PR #1608 that allows GH_WRITE access for fields on continuous function spaces is now on master. However, this was only part of the requirements for this issue so I will leave it open for now.
@tommbendall and @TeranIvy, I'm just reviewing LFRic-related tickets and found this one. As far as I can tell, it's still open because we haven't addressed the issue of halo depths in fine and coarse meshes for intergrid kernels. Has there been any progress in determining what the requirements are?
Ah sorry. I have some intergrid kernels that use stencils working on a branch and there wasn't any problem with the different halo depths.

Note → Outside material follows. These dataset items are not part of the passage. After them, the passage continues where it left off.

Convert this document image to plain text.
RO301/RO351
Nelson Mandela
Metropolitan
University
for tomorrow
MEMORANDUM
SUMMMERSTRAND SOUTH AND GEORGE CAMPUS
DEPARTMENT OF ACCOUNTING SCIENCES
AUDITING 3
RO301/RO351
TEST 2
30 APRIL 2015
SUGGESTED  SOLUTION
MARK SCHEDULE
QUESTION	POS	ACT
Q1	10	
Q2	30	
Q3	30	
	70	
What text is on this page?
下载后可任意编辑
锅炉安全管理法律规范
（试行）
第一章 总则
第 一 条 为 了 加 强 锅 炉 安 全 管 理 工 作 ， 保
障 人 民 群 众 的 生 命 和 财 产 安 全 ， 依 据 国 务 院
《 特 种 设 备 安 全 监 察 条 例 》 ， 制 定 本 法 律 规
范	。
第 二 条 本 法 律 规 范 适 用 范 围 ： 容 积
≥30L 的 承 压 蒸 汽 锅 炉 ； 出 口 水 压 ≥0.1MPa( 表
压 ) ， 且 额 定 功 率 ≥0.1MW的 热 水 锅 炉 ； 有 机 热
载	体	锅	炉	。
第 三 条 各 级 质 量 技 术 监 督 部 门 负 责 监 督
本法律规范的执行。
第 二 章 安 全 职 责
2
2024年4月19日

With respect to the original issue, since this was solved by #1608, if no one objects then we could close this issue?
Always happy to close an issue @tommbendall :-) However, I'm just a bit worried about the current hard-coded assumption (in PSyclone) that any nested grids are a factor 2x2 different in resolution as you said earlier you were thinking of relaxing (or even had already relaxed) this constraint?
Yes that's true, we have relaxed that constraint. I have to confess to not being able to remember where that assumption is made! It may be that we haven't noticed them as a problem because our intergrid kernels using stencils still use psykal-lite code.
It's made in the bit of PSyclone that determines what depth of halo is required when dealing with inter-grid kernels. Does your psykal-lite support varying nesting factors? If so, presumably we can extend PSyclone to do what it does (by querying the appropriate meshes??).
Yes, it does support varying nesting factors.
I've reminded myself of what exactly it is that we're doing. With this kernel, we are writing to fine cells that are nested within a non-halo coarse cell, but using a stencil to read information from the neighbouring coarse cells (which may be in the halos). So we only need to do the halo exchange on the coarse field that we are reading from. As with other stencil code, I specify the stencil_depth as an argument and perform the halo exchange up to that depth.